Staying Off Opioids Long Term

Getting through withdrawal is the beginning, not the finish line. Long-term success depends on what comes next. Medication-assisted treatment works best when combined with behavioral support, and the combination is more effective than either approach alone.

One evidence-based approach is contingency management, where you earn tangible rewards for attending treatment sessions and submitting drug-free samples. It sounds simple, but it works: in a randomized trial of 239 patients, those receiving contingency management attended significantly more sessions and stayed abstinent for longer periods than those receiving standard counseling alone. The positive reinforcement creates momentum during the early months when motivation is fragile.

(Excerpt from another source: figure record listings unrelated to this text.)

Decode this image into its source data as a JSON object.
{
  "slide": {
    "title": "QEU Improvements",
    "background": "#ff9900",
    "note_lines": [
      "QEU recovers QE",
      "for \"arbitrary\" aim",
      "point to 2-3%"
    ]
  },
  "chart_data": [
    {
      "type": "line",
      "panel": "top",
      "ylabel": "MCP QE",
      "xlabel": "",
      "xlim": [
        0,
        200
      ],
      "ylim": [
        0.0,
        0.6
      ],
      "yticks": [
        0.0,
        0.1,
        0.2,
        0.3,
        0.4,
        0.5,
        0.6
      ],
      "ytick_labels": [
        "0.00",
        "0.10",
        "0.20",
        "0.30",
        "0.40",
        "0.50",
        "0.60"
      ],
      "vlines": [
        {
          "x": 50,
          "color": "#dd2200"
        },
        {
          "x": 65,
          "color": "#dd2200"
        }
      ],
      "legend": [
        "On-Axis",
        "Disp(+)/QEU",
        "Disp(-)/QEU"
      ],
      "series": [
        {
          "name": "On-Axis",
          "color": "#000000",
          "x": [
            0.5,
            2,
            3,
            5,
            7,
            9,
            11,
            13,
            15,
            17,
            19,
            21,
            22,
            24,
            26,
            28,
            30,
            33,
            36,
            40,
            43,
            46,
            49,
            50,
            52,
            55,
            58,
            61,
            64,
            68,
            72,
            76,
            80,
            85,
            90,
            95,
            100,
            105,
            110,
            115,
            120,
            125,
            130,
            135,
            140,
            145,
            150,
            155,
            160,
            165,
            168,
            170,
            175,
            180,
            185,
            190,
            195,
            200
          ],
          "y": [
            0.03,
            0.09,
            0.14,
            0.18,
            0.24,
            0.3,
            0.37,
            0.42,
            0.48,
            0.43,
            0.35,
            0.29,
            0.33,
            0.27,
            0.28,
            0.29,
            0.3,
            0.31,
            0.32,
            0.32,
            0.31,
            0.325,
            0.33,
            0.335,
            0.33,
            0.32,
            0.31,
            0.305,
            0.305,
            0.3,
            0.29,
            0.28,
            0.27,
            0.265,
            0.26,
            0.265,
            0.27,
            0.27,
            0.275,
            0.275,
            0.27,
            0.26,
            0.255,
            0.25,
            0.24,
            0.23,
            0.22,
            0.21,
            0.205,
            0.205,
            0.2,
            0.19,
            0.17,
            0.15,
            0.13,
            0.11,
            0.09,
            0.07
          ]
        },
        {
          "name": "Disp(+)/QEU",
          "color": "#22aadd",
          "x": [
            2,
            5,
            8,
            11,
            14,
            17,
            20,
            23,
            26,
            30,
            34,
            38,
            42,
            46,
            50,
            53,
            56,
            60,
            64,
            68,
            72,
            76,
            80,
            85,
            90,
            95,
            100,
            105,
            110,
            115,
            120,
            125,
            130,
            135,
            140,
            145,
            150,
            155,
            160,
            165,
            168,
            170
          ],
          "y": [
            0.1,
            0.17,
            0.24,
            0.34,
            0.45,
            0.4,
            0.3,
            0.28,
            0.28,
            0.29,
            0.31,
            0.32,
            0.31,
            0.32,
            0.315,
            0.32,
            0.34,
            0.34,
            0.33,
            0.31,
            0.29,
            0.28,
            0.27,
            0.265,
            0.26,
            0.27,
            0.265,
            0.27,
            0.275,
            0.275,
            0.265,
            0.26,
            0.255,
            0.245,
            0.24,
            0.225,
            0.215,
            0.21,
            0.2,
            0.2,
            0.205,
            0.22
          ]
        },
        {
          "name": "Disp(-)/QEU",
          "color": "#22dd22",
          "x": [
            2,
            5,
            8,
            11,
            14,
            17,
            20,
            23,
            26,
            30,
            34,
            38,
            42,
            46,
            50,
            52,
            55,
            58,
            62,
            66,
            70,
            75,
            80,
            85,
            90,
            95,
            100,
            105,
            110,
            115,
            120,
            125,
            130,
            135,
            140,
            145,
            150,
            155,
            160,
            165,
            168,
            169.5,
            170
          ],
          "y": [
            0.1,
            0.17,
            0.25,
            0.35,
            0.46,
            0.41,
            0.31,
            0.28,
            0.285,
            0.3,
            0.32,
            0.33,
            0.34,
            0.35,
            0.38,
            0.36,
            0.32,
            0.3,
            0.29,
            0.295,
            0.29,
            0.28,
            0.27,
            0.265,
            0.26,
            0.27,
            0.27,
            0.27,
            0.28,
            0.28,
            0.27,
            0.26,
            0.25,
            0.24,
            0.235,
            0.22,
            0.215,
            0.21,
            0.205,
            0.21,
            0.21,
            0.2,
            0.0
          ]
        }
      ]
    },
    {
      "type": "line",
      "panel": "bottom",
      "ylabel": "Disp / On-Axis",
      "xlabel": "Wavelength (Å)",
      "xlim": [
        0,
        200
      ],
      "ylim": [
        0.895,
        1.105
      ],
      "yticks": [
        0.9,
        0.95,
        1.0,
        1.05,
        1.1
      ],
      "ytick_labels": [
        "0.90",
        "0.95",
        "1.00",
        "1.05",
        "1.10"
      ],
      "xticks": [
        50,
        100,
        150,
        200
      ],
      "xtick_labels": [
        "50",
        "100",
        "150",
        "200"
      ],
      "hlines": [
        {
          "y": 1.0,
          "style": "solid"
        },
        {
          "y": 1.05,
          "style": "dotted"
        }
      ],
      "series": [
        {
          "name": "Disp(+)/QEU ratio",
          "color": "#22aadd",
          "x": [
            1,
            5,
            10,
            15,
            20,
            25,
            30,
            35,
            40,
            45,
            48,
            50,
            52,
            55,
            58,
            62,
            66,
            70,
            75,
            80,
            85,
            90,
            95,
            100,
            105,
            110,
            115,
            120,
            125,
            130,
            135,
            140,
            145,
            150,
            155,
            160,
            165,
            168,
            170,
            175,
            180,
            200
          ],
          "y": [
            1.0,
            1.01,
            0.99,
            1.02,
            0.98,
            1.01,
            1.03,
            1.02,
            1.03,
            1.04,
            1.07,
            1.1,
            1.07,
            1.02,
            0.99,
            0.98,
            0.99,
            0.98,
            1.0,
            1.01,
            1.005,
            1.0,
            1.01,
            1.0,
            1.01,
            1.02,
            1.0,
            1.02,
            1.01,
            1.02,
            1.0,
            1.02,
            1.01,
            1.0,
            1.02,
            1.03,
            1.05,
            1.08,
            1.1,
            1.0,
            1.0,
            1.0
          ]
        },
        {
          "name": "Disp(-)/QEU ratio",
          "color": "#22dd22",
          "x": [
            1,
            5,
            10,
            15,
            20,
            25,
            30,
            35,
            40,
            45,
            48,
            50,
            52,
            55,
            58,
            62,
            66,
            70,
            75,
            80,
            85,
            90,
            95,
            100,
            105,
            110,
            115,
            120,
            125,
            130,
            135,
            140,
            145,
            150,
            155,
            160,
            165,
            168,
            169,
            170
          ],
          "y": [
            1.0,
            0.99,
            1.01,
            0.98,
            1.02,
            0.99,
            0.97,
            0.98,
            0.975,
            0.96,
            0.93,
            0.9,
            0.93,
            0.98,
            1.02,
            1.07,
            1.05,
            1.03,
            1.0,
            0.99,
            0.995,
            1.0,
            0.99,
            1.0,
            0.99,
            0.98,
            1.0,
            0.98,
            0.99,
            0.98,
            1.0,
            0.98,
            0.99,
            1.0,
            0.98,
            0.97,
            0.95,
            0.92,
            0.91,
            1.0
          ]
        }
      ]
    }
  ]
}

The length of time you stay on medication matters more than most people realize. There’s no standard timeline for stopping buprenorphine or methadone, and for many people, staying on medication indefinitely is the safest choice. Treating opioid use disorder as a chronic condition, similar to managing diabetes or high blood pressure with ongoing medication, produces the best outcomes. The goal isn’t to be medication-free. The goal is to be alive, stable, and functional.